I'm quite surprised really, bearing in mind how much pain I had after the lymph node biopsies - it is a huge relief. Not that I am allowed to do anything. Feeling better doesn't allow me to lift or move my arm above 90 degrees in cease I damage myself without realising it.

I must stop complaining and count my blessings!

The children are coping really well, and our weekend and my daughters birthday also went well. 

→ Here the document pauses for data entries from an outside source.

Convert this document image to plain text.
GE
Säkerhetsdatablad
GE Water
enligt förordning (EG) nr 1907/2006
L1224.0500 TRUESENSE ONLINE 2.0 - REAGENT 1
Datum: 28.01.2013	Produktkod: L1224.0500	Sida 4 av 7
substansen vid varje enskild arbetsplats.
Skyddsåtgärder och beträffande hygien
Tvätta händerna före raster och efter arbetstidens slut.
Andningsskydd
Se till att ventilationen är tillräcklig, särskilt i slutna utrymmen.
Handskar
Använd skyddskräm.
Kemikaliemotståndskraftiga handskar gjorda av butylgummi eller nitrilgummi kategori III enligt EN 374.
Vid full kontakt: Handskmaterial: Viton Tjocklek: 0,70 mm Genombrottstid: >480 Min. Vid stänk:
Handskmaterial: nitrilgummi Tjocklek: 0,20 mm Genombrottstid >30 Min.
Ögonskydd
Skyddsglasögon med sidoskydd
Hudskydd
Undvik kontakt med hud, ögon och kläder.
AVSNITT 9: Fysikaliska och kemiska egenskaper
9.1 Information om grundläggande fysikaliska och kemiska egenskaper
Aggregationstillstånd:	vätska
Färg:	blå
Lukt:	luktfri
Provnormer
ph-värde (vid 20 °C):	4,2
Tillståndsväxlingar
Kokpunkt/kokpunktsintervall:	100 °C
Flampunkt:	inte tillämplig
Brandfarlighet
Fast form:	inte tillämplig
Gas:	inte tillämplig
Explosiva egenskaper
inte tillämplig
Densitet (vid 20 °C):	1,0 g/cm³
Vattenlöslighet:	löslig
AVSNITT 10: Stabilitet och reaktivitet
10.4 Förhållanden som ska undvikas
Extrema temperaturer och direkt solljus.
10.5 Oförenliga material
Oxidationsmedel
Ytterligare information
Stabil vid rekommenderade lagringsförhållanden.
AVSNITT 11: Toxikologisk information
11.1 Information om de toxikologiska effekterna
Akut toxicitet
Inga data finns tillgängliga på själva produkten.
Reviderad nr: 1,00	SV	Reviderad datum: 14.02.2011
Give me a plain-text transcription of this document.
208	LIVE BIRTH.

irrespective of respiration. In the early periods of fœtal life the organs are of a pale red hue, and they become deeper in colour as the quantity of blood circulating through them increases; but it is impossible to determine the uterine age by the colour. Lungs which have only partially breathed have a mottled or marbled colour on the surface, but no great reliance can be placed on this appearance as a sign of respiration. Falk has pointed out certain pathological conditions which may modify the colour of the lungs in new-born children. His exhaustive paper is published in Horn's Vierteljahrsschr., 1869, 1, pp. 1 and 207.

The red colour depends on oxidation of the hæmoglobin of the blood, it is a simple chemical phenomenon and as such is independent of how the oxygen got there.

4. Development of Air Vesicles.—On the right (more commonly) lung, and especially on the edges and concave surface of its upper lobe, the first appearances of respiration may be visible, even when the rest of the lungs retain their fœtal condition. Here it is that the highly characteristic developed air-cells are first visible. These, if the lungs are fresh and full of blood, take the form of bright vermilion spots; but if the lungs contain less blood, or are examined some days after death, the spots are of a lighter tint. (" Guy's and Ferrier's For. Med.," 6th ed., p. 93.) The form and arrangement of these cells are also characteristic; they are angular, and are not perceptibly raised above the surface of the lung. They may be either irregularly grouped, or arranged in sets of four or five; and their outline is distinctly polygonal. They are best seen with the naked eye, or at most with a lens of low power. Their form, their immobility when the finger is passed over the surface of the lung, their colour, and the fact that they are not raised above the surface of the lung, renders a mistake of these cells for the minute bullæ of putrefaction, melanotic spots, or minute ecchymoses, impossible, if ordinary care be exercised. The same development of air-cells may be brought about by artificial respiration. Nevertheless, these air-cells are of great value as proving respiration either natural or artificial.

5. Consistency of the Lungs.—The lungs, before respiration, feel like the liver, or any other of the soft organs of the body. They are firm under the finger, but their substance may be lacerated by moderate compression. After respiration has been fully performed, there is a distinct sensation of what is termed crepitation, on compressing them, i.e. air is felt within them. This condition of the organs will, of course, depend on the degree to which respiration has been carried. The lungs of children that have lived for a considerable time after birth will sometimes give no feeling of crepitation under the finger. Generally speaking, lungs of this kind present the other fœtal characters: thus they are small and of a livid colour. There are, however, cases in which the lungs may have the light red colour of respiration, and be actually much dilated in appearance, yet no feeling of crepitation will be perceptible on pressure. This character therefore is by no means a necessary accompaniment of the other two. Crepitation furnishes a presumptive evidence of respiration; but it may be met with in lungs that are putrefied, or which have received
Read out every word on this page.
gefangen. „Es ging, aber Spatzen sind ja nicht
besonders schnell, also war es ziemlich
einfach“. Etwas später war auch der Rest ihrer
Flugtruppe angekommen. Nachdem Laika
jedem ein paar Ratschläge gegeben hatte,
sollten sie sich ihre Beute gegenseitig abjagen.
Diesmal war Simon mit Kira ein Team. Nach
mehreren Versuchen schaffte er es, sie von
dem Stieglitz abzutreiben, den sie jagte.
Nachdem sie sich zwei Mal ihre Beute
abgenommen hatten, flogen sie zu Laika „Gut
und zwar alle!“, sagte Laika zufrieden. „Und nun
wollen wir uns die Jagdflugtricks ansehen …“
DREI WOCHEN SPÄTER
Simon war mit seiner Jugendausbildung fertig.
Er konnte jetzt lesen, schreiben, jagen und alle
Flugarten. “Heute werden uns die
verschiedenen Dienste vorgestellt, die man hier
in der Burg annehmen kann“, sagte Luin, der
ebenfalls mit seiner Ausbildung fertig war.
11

My poor husbands back is terribly sore which is making life for him rather difficult but on the whole, we are coping. I rang my office this morning and they are all fine but stressed and finding deadlines hard to meet. I think they will be okay though, I can't get stressed about it, as I have been "banned" from going in....I will have to have words with my boss. I know it is just because he cares, but it is rather frustrating.

I am feeling anxious again about not having anything to do, but I have been helping my husband with some farm related paperwork which is keeping me slightly occupied. I have also been doing a lot of walking, certainly about five miles each day, and I am feeling the benefits of that.

Slight weirdness this afternoon though. I had noticed after I got in from my walk this morning that my month old mastectomy scar had started to leak from a tiny point in the middle. It looks like a bit of scab (sorry for all the details) has softened and gone whitey yellow which is allowing liquid to seep through, which is pinky yellow. I am also feeling a little rough with a headache so popped up to the doctors and ended up with an antibiotic just to make sure there is no infection.

I am probably being over cautious, but having rung Macmillan, as I couldn't get hold of my breast care nurse, they said to get any change checked out, so I did.

I feel like a bit of a fraud though. Normally, I consider myself to be quite robust, but I don't trust my body at the moment. I is like I have lost a bit of faith in myself and am trying to second guess every little thing.

I am determined not to become a worry wart or hypochondriac, but there is a lot to learn about managing my health again. Well, at least it feels like it. 

I don't want my life to be revolve around trips to the doctors. 

Oh. 

A bit late for that, isn't it!

On the plus side, I did have a lovely catch up with someone I haven't seen for a while, which was great. She also had great things to say about my consultant as her husband is also a doctor. Apparently, all surgeons are bastards, except for Mr Pain. He is the exception, which is good to know. 

Tomorrow, theoretically, I am going to go to a fashion show hosted by Keeping Abreast, which looks like it will be excellent fun. Fun is needed at the moment. Nearly as much as sleep!

For the rest of tonight, I shall be calling people I haven't spoken to in a while to tell them what is happening.  I have alluded in former posts, things are going to become more public than I would necessarily choose to make them, so I need to tell certain people before the smoke signals get too far.

If nothing else, I want to sort out my just giving page and start raising money for my charity haircut, and the longer I have to do that the better.